I initially planned on writing something Monday about the death of Christopher Thompkins — a Pittsburgh man who was shot and killed by the police Sunday after a burglar entered his home — but hesitated because I wanted to get more facts about the case first.
This hesitation was undoubtedly due to two factors:
1. A statement from Thompkins' ex-wife, Brenda Richmond, who was in the house with him and said she blames the burglar, not the police, for Thompkins' death.
2. Information about Thompkins' criminal history from both the Post-Gazette piece linked above and stories such as this one published by KDKA,
I am ashamed to admit that the information about Thompkins' history served the intended purpose of including it. Although it has absolutely no relevance in this context, I allowed it to color my perception of him and the circumstances that led to his death. This is an editorial ploy that I'm acutely aware of — I've both written and spoken about it extensively — and I still fell for it. And I'm writing about this today (finally) because it needs to be written about and because I don't want any of you to succumb to that trap.
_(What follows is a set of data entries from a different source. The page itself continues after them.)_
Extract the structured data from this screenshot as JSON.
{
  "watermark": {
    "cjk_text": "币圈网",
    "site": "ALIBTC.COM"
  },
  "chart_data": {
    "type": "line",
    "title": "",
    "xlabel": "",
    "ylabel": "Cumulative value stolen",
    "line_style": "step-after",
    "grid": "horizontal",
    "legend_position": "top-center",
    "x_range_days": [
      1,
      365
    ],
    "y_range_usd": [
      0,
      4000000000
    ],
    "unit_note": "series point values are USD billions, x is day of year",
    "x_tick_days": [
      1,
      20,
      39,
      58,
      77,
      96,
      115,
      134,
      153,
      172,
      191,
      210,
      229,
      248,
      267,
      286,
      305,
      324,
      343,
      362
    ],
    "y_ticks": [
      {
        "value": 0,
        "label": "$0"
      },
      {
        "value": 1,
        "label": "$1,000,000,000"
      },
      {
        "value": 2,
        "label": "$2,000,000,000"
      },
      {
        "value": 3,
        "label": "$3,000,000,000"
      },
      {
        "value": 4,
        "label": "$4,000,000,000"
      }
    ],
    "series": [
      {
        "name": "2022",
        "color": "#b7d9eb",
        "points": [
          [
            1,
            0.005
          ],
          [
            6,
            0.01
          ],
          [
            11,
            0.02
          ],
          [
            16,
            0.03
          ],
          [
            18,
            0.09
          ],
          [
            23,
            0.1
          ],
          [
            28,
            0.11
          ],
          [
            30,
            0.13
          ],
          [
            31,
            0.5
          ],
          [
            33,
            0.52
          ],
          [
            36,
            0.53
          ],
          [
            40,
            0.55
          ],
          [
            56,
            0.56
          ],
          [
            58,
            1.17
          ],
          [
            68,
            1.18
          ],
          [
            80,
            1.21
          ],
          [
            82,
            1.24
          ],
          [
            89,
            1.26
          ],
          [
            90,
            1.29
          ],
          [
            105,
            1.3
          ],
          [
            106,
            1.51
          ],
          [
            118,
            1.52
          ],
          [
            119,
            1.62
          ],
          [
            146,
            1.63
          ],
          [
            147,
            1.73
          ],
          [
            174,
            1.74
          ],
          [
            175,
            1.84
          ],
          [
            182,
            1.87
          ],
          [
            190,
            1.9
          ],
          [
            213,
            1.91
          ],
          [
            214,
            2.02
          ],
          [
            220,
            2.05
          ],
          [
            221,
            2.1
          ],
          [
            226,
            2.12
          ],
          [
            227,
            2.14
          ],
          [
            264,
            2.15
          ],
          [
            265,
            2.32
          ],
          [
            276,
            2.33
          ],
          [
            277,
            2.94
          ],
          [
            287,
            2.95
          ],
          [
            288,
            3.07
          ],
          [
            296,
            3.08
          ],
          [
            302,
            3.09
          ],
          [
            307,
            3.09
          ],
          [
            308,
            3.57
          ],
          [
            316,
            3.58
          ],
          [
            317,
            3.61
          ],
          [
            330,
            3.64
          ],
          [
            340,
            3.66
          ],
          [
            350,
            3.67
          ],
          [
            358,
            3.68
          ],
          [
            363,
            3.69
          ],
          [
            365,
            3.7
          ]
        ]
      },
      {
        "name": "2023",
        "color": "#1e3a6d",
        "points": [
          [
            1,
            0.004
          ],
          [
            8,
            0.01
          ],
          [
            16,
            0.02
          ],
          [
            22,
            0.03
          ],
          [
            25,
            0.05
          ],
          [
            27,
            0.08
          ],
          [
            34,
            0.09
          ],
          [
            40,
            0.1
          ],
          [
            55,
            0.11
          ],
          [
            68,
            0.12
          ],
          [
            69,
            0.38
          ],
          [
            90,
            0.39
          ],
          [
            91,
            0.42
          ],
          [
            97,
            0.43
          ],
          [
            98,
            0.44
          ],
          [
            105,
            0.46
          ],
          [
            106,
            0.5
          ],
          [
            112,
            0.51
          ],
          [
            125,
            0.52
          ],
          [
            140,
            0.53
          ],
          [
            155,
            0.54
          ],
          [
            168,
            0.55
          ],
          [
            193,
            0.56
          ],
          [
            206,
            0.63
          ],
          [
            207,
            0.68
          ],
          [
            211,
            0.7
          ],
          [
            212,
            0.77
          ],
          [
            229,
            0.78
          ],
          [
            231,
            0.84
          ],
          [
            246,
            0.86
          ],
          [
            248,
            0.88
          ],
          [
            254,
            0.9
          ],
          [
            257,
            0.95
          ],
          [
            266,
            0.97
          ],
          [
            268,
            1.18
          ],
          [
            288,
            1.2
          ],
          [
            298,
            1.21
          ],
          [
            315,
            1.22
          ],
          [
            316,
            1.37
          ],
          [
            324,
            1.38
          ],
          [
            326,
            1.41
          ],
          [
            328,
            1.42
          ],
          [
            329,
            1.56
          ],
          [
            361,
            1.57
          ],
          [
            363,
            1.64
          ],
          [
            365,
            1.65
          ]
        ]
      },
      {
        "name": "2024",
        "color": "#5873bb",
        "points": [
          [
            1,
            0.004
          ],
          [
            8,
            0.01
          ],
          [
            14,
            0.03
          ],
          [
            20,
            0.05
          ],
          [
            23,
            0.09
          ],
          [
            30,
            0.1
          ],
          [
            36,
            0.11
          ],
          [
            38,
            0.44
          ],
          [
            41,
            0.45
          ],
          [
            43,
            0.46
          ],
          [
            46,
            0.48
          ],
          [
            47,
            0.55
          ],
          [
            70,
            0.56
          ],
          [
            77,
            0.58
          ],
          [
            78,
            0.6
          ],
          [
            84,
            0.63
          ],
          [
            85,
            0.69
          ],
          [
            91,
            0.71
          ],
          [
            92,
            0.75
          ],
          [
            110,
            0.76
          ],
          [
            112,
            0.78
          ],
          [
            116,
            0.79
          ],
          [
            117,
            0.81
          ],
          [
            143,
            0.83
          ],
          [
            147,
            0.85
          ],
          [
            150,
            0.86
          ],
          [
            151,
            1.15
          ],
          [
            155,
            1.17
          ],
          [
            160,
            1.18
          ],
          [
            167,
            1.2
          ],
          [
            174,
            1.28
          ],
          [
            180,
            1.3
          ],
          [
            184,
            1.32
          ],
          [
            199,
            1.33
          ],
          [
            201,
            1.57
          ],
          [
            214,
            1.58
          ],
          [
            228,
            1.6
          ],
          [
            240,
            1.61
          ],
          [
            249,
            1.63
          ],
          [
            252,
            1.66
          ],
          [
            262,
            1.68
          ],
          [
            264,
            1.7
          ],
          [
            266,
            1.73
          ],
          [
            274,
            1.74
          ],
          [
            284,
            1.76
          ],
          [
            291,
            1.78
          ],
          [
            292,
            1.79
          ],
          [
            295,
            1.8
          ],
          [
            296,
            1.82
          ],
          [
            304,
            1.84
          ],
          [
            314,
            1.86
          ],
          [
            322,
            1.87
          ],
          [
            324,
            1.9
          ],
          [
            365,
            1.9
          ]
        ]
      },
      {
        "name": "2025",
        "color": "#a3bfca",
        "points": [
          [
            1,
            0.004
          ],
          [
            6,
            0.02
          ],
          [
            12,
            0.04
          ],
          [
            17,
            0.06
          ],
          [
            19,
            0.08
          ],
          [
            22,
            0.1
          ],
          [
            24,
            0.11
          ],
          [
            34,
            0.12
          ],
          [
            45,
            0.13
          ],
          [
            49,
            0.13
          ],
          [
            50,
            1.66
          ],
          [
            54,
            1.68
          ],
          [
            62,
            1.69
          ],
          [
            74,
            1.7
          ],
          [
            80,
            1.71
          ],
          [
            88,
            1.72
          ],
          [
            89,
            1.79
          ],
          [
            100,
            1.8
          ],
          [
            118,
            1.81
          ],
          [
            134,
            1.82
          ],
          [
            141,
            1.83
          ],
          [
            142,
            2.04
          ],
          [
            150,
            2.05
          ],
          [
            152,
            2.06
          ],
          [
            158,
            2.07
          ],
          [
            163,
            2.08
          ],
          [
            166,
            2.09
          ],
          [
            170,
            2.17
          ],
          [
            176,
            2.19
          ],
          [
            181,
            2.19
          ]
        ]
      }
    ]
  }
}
Plus, the need to "get more facts" was a misguided one, because there are already enough facts here. It's a fact that Christopher Thompkins was shot and killed in his own home by the police. It's a fact that the police were there because of a silent alarm that went off when the burglar entered his home. It's a fact that the conviction KDKA reported on was eventually vacated due to appeal; something KDKA neglected to include in their report.
Knowing Pittsburgh, and knowing the neighborhood this occurred in (the predominately Black and working class Larimer), despite Police Chief Scott Schubert's claim that this happened due to a "horrible chain of events", I have no doubt that Christopher Thompkins would still be alive if this happened two miles away in predominately White and middle class Squirrel Hill. Or perhaps even two minutes away in the Bakery Square condominiums and lofts. I strongly doubt that the officers would have been as quick to pull their triggers in those neighborhoods. And, if they still decided to fire, I have no doubt they would have waited a split second longer to make certain they were aiming at the right guy.
America has always been and will continue to be a uniquely dangerous place for Black people. This is a fact. And it will continue to spin and transmute this danger by suggesting, implying, and just outright saying in myriad ways that Blacks are uniquely dangerous people. This is also a fact. There are already enough facts here.